Rätselhafte Verletzung
Soweit die Version der Punks und einiger Augenzeugen. Im Polizeibericht zur Nacht heißt es dagegen nur: „Im Verlauf der Anzeigenaufnahme kam es zum Widerstand gegen Vollstreckungsbeamte mit Körperverletzungen und einer versuchten Gefangenenbefreiung gegen die ersteinschreitenden Polizeibeamten. Bei der Schlägerei und dem nachfolgenden Einsatz wurden mehrere Personen, darunter auch Polizeibeamte, verletzt.“
Wie sich der Polizist verletzt haben kann, ist für die Gruppe ein Rätsel: „Er ist nicht mal hingefallen, als ich ihn von Franz wegziehen wollte“, sagt Hans.

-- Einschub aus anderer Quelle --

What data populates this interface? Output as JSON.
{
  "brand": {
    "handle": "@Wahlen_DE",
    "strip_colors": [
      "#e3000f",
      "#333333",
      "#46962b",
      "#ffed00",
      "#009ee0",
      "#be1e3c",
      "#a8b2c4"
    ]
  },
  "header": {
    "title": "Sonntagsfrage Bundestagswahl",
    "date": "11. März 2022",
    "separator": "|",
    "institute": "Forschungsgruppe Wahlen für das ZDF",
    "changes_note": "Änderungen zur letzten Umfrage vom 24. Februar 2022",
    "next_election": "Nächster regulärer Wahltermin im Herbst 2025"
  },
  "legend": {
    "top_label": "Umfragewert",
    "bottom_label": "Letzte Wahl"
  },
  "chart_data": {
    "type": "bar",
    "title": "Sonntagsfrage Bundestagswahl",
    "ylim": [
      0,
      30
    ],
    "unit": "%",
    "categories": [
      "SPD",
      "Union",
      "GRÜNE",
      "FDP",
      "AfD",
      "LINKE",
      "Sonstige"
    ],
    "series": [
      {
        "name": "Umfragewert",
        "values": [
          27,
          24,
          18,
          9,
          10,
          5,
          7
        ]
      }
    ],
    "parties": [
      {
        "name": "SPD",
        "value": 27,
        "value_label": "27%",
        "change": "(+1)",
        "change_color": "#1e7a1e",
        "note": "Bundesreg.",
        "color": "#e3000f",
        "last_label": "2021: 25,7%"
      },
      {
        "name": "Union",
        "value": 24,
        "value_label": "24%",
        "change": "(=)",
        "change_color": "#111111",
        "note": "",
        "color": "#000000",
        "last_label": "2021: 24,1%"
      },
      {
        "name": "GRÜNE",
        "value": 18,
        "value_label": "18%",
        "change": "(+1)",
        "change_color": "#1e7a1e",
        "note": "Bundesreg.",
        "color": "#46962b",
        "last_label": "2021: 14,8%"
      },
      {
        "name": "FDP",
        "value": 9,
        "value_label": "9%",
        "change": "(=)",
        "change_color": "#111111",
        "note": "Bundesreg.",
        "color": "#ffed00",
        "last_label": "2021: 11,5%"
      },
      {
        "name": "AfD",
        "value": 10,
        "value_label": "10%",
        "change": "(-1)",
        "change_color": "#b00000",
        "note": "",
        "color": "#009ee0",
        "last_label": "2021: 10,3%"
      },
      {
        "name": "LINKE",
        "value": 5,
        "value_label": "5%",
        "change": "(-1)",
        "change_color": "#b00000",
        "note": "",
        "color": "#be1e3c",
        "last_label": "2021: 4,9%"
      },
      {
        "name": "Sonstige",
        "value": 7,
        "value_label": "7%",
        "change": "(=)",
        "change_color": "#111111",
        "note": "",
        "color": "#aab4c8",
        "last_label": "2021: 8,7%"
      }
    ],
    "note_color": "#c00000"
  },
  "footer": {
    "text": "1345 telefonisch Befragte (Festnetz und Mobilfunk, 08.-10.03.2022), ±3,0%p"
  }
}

Ihr Fall ist nur einer von vielen, bei denen die bayerische Polizei hart, vermutlich zu hart vorging. Oft landen nicht die Polizisten, sondern die Opfer auf der Anklagebank: 2009 brechen Polizisten der Spezialeinheit USK Jan A. im Einsatz die Finger, weil dieser an einer verbotenen Stelle gegrillt hatte. A. wurde zu 1.500 Euro Schmerzensgeld verurteilt. 2010 ringen Polizisten eine Familie in Rosenheim nieder und bekommen eine Anzeige. 2011 rammen Beamte eine Dolmetscherin am Münchner Hauptbahnhof gegen die Wand. Die Polizisten zeigen sie an. 2011 verprügelt der Rosenheimer Polizeichef einen 15-Jährigen. Teresa Z. ruft 2013 die Beamten zur Hilfe, wird auf einer Münchner Wache gefesselt und von einem Polizisten ins Krankenhaus geprügelt.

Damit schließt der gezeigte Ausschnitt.